Brigitte Terraza, maire de Bruges

Si elle se dit triste que "l'aventure n'ait pas continuée", Brigitte Terraza "n'apprécie pas" qu'on "la qualifie de menteuse ne tenant pas ses engagements". Elle précise que financer une équipe professionnelle n'est pas de son ressort. "Je l'ai prévenu que ça serait compliqué depuis le début, assure l'édile. S'il attendait de moi que j'aille arracher moi-même des subventions aux entreprises, effectivement, je ne l'ai pas fait !"

Du côté de la ville de Bordeaux, il n'y avait pas plus de discussions pour un accompagnement financier. "Il faudrait que la compétence sport soit à la métropole. Mais si on finance un sport, pourquoi ne pas tous les financer et on ne s'en sort plus", soulève Brigitte Terraza. Un argument que n'entend pas Jean-Paul Onillon, qui prend en exemple des villes comme Nantes ou Montpellier où les équipes de haut niveau sont nombreuses.

Trop haut, trop vite ?

Selon Francisco Contiero, président du club de Lormont qui va reprendre la tête de l'entente l'an prochain : "Les institutions bordelaises n'étaient pas prêtes à ce qu'on accède au plus haut niveau aussi vite." Malgré la déception, il ne souhaite pas lâcher et annonce repartir en prenant "plus de temps".

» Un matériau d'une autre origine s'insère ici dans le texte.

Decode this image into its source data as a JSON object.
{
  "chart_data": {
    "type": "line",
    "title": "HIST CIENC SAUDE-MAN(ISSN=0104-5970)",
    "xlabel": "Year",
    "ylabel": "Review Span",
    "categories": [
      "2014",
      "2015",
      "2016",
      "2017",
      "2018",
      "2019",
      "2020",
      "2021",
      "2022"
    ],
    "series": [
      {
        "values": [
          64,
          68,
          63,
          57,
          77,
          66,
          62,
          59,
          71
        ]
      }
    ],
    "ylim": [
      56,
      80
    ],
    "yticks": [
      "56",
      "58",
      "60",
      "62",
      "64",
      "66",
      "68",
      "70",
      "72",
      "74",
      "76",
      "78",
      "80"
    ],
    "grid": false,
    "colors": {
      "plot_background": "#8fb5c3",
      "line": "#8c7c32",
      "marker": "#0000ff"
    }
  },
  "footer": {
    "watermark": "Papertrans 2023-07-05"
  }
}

Quand Bordeaux et sa métropole comprendront que le sport de haut niveau ce n'est pas sale, mais que ça suscite le sport pour tous et du lien social, on pourra avancer.

Jean-Paul Onillon, président du Bordeaux-Bruges-Lormont Handball

L'amertume est grande du côté du BBL. "Jusqu'à il y a 3 semaines, on y croyait encore, on avait trouvé un partenaire qui pouvait s'engager, mais seulement en 2024", raconte Jean-Paul Onillon. À ce moment-là, le coach Philippe Gardent expliquait : "Si on pouvait avoir 150 000 euros provenant des collectivités, ce serait génial. Parce qu'on a fait le travail, on a trouvé des partenaires. Mais les partenaires vont venir que s'ils savent qu'on va rester. C'est un peu le serpent qui se mord la queue."

Une déception d'autant plus grande pour les dirigeants du club que sportivement tout se passait bien. Jusqu'aux 4 points de sanction infligés par la CNACG, le gendarme financier de la Ligue Nationale de Handball pour non tenue du budget. "Sans ces 4 points de pénalité, ce soir, on jouerait une finale pour l'accession aux playoffs et donc la montée en Starligue", déplore le président du BBL.

Un dernier match avant de se tourner vers l'avenir 

Mis au courant des difficultés de leur club en février dernier les joueurs ont "joué le jeu de l'équité sportive", félicite Jean-Paul Onillon. "Quelque part, c'est un soulagement que cela s'arrête tellement la saison était dure et il y a eu des souffrances", avoue-t-il. Pour l'an prochain, il est assez optimiste sur le fait que les joueurs du groupe professionnel puisse retrouver un point de chute. S'il va falloir attendre début juin pour savoir si le club va se tourner vers une liquidation judiciaire ou non, l'actuel président du BBL l'assure : "tous les joueurs seront payés."

À partir de l'an prochain, le BBL repartira avec son équipe réserve qui vient de valider sa montée en Nationale 1. Ajouté aux bons résultats des équipes de jeunes, le club a de quoi redémarrer sur de bonnes bases, c'est en tout cas ce que veut croire Francisco Contiero. "J'ai bien compris que les partenaires et le public avaient envie d'avoir un club de handball de haut niveau, donc on va tout faire pour mener à bien ce projet", déclare-t-il. 

En attendant, le BBL se concentre sur son dernier match de la saison ce 19 mai à domicile face à Massy. "L'occasion d'une grande fête pour bien terminer et remercier les bénévoles, les supporters et tous ceux qui ont œuvré pour cette aventure", espère Jean-Paul Onillon. Témoin de l'intérêt du public, malgré tout, à cette occasion, la salle Jean Dauguet devrait afficher complet.